By Daniel Kelley
(Reuters) - Lights spelling out the Trump name are due to be removed from the shuttered Trump Plaza casino in Atlantic City after real-estate mogul Donald Trump sued to end a licensing deal with the casino owners to use his name, his family said on Monday.
Trump, who has emblazoned his name across properties in various U.S. cities, sued in August to have his name taken off the Trump Plaza, which closed last month, and the nearby Trump Taj Mahal, which is on the verge of closing.
An auditor found both casinos in disrepair, and Trump argued that both had become insufficiently luxurious to bear his name under the terms of a licensing agreement.
Trump's daughter Ivanka said the company had agreed to let workers remove the large "Trump" signage from the Plaza, which closed on Sept. 16, and that the work would begin later on Monday.
"This represents a great victory for us," Ivanka Trump said. "This has been an ongoing struggle and we've been litigating it for some months."
There was no sign of cranes or workers at the casino on Monday afternoon.

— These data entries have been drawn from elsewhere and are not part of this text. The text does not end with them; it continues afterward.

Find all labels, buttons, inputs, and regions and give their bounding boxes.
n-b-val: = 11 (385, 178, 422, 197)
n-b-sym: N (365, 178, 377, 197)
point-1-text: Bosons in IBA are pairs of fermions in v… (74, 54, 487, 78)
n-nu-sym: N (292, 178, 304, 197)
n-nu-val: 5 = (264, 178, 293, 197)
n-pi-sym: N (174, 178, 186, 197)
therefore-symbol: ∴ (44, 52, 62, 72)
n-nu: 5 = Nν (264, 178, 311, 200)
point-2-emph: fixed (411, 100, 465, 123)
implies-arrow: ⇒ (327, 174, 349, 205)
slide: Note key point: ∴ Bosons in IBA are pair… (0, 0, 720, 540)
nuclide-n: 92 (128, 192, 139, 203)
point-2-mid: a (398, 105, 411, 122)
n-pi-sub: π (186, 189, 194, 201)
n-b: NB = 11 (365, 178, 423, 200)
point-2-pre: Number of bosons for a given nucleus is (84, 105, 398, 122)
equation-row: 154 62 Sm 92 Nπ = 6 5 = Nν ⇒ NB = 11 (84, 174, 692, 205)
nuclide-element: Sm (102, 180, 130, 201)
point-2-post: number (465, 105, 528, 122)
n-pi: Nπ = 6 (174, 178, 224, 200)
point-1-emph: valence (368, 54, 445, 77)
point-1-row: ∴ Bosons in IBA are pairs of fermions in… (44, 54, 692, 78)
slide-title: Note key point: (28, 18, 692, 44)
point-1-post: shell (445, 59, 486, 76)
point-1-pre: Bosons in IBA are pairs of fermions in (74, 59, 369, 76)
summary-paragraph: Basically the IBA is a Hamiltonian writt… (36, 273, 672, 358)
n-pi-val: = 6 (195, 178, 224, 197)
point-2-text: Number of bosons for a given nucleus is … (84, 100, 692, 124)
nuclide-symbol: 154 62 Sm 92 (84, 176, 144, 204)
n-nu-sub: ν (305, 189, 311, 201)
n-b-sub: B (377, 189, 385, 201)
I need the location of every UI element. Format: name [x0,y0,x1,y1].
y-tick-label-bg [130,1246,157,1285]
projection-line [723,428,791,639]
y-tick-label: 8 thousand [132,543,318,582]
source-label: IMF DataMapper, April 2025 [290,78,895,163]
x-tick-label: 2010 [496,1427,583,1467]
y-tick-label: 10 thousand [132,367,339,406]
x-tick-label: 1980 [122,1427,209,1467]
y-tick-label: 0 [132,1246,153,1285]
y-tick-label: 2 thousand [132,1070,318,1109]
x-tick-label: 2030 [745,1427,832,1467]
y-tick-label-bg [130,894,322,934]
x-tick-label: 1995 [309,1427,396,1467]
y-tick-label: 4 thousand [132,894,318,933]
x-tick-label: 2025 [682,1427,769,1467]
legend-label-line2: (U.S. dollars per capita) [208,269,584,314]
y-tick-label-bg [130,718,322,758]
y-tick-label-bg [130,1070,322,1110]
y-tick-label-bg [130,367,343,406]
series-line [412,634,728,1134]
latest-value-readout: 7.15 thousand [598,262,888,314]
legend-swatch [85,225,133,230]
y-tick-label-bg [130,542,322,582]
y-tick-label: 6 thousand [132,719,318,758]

The Atlantic City mayor's office said the necessary work permits had not been issued.
The Trumps have also sought to have their name removed from Trump Entertainment Resorts, the holding company that operates the casinos and which declared bankruptcy last month. The company did not respond to requests for comment.

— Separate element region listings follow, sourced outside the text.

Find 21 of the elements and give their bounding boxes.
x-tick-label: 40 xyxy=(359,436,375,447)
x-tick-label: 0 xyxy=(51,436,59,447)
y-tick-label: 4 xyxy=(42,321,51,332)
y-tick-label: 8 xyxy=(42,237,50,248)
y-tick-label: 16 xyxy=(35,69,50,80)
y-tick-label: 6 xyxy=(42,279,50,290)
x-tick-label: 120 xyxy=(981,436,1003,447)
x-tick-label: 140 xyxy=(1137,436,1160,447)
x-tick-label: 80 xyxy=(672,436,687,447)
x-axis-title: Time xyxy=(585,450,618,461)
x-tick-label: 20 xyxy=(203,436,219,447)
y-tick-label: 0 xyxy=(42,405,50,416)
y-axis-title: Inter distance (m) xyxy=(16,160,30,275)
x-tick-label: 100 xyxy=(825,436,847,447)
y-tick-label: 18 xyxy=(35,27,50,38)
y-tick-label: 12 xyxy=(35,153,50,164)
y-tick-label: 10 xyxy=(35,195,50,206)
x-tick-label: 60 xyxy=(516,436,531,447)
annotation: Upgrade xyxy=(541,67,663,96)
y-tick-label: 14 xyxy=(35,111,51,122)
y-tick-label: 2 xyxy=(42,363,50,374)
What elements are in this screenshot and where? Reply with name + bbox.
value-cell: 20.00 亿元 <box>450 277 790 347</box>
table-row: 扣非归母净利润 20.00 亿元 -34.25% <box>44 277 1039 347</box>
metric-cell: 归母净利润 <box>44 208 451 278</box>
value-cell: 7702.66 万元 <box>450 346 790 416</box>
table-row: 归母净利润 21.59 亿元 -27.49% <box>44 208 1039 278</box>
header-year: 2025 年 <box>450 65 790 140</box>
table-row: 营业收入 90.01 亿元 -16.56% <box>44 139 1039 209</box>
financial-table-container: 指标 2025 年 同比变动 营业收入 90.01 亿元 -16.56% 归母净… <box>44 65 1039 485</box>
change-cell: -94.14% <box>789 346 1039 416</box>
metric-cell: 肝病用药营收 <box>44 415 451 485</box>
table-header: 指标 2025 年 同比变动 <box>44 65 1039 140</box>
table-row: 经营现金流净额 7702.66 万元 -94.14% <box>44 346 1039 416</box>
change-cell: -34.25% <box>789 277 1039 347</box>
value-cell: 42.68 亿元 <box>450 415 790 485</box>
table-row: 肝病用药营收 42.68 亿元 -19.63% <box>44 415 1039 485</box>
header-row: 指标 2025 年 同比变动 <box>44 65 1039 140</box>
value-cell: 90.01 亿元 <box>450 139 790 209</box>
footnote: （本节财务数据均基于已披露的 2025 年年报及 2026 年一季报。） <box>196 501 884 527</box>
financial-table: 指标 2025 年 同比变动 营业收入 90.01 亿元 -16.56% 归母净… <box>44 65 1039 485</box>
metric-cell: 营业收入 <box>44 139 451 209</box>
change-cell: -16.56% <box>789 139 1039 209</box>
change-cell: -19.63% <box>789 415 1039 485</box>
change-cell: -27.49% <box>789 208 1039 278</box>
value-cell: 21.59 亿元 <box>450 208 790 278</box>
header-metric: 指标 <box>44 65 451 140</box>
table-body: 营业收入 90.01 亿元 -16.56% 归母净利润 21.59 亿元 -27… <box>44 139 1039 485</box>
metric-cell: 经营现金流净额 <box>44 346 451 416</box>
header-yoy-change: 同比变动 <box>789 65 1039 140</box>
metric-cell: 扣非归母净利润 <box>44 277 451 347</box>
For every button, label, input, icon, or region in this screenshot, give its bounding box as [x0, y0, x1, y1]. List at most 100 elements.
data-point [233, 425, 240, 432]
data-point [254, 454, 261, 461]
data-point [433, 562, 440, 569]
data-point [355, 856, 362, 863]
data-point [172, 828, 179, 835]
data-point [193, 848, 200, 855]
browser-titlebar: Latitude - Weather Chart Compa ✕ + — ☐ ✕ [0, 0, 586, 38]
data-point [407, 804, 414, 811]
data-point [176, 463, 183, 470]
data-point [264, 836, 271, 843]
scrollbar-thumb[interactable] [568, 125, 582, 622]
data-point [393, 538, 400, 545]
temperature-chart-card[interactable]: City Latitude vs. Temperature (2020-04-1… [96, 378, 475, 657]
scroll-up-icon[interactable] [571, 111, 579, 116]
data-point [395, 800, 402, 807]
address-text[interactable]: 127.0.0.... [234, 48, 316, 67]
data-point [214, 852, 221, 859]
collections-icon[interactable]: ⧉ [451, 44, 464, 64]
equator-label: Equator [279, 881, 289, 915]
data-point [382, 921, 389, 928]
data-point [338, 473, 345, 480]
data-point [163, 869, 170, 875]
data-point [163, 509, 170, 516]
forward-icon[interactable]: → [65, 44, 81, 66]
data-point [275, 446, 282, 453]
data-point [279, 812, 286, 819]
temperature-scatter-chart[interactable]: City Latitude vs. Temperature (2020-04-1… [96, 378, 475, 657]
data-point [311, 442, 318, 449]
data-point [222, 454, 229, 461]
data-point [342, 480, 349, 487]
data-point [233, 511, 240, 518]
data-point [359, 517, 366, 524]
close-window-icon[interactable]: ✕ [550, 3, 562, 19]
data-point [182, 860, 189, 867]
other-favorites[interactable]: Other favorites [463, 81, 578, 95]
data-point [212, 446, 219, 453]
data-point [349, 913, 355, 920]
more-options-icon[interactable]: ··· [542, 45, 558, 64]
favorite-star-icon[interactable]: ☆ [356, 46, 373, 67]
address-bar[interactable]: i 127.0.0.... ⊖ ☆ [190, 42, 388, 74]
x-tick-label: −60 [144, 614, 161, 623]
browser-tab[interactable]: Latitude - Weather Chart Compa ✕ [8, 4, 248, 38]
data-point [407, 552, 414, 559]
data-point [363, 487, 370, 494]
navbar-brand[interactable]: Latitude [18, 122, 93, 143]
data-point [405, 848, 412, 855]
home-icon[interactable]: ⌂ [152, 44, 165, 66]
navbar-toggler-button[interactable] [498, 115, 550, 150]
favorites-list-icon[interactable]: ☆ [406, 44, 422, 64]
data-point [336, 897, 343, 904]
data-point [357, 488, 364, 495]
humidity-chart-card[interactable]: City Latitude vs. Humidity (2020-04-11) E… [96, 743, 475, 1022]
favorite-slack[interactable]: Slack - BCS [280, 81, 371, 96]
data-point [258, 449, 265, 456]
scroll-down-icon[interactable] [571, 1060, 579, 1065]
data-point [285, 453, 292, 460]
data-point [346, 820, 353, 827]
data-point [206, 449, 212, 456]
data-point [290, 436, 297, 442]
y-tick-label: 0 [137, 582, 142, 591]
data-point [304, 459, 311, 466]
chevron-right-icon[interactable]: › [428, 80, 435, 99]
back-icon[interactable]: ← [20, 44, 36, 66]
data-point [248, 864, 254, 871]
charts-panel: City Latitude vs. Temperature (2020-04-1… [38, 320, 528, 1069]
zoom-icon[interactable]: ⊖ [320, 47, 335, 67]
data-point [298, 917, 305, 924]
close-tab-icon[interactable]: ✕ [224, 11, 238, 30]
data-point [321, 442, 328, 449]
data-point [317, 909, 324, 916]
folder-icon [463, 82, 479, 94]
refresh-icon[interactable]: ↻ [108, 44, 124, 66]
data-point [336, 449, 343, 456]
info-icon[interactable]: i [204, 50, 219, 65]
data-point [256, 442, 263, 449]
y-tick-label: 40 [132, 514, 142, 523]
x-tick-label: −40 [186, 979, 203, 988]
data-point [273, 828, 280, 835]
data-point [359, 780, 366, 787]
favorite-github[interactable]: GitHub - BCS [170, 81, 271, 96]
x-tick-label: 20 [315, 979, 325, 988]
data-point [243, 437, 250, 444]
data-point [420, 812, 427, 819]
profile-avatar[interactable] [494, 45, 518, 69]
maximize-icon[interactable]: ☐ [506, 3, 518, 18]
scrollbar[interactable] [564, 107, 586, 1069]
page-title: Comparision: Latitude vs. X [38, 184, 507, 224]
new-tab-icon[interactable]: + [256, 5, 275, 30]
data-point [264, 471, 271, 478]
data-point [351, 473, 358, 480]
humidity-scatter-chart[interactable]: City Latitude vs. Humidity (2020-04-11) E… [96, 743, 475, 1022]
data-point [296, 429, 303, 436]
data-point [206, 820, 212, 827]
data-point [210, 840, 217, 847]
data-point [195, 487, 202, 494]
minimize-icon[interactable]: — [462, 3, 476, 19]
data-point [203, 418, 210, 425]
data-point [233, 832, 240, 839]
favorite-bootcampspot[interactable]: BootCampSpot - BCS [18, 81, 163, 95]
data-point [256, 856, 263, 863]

Trump founded the Plaza in 1984 and helped usher in a new era of entertainment in Atlantic City on New Jersey's southern shore. More recently, the casinos there have declined in the face of competition from gambling in neighboring states.

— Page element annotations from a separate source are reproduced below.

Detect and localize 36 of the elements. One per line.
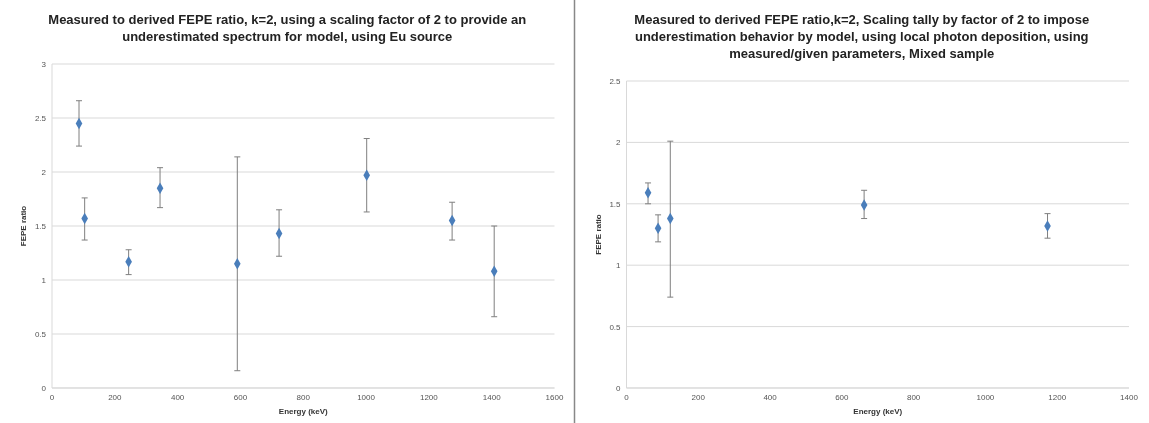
x-axis-title: Energy (keV) bbox=[853, 407, 903, 416]
x-tick-label: 1200 bbox=[419, 393, 439, 402]
y-tick-label: 1 bbox=[41, 276, 47, 285]
y-tick-label: 1.5 bbox=[34, 222, 47, 231]
x-tick-label: 400 bbox=[170, 393, 185, 402]
x-tick-label: 0 bbox=[624, 393, 630, 402]
y-tick-label: 1 bbox=[616, 261, 622, 271]
x-tick-label: 1000 bbox=[357, 393, 376, 402]
y-tick-label: 0 bbox=[616, 384, 622, 393]
y-tick-label: 0 bbox=[41, 384, 47, 393]
x-tick-label: 600 bbox=[233, 393, 248, 402]
y-axis-title: FEPE ratio bbox=[593, 214, 603, 255]
y-tick-label: 0.5 bbox=[34, 330, 47, 339]
x-tick-label: 600 bbox=[835, 393, 850, 402]
y-tick-label: 2.5 bbox=[34, 114, 47, 123]
x-tick-label: 1400 bbox=[482, 393, 502, 402]
x-tick-label: 1000 bbox=[976, 393, 995, 402]
chart-title: Measured to derived FEPE ratio,k=2, Scaling tally by factor of 2 to impose underestimation behavior by model, using local photon deposition, using measured/given parameters, Mixed sample bbox=[634, 12, 1090, 61]
y-axis-title: FEPE ratio bbox=[19, 205, 28, 247]
y-tick-label: 3 bbox=[41, 60, 47, 69]
y-tick-label: 2 bbox=[41, 168, 47, 177]
x-tick-label: 800 bbox=[296, 393, 311, 402]
y-tick-label: 0.5 bbox=[609, 322, 622, 332]
chart-title: Measured to derived FEPE ratio, k=2, using a scaling factor of 2 to provide an underestimated spectrum for model, using Eu source bbox=[48, 12, 527, 44]
x-tick-label: 1200 bbox=[1048, 393, 1067, 402]
x-tick-label: 1400 bbox=[1120, 393, 1139, 402]
x-tick-label: 1600 bbox=[545, 393, 564, 402]
y-tick-label: 1.5 bbox=[609, 199, 622, 209]
y-tick-label: 2.5 bbox=[609, 77, 622, 86]
x-tick-label: 200 bbox=[108, 393, 123, 402]
y-tick-label: 2 bbox=[616, 138, 622, 148]
x-tick-label: 0 bbox=[49, 393, 55, 402]
x-tick-label: 200 bbox=[691, 393, 706, 402]
x-tick-label: 400 bbox=[763, 393, 778, 402]
x-tick-label: 800 bbox=[906, 393, 921, 402]
x-axis-title: Energy (keV) bbox=[278, 407, 329, 416]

Trump's stake in Trump Entertainment Properties was wiped out when the firm filed for bankruptcy in 2009. He emerged from the reorganization with a 10 percent stake and a licensing agreement that allowed the properties to continue to use his name.
If the Taj Mahal closes in November, as looks likely, it will become the fifth Atlantic City casino to close this year. The city started the year with 12 casinos.
Donald Trump said in a statement that the casino's owners "were unable to operate these properties to the highest standards of luxury and success as required under the license agreement and consistent with my name and reputation."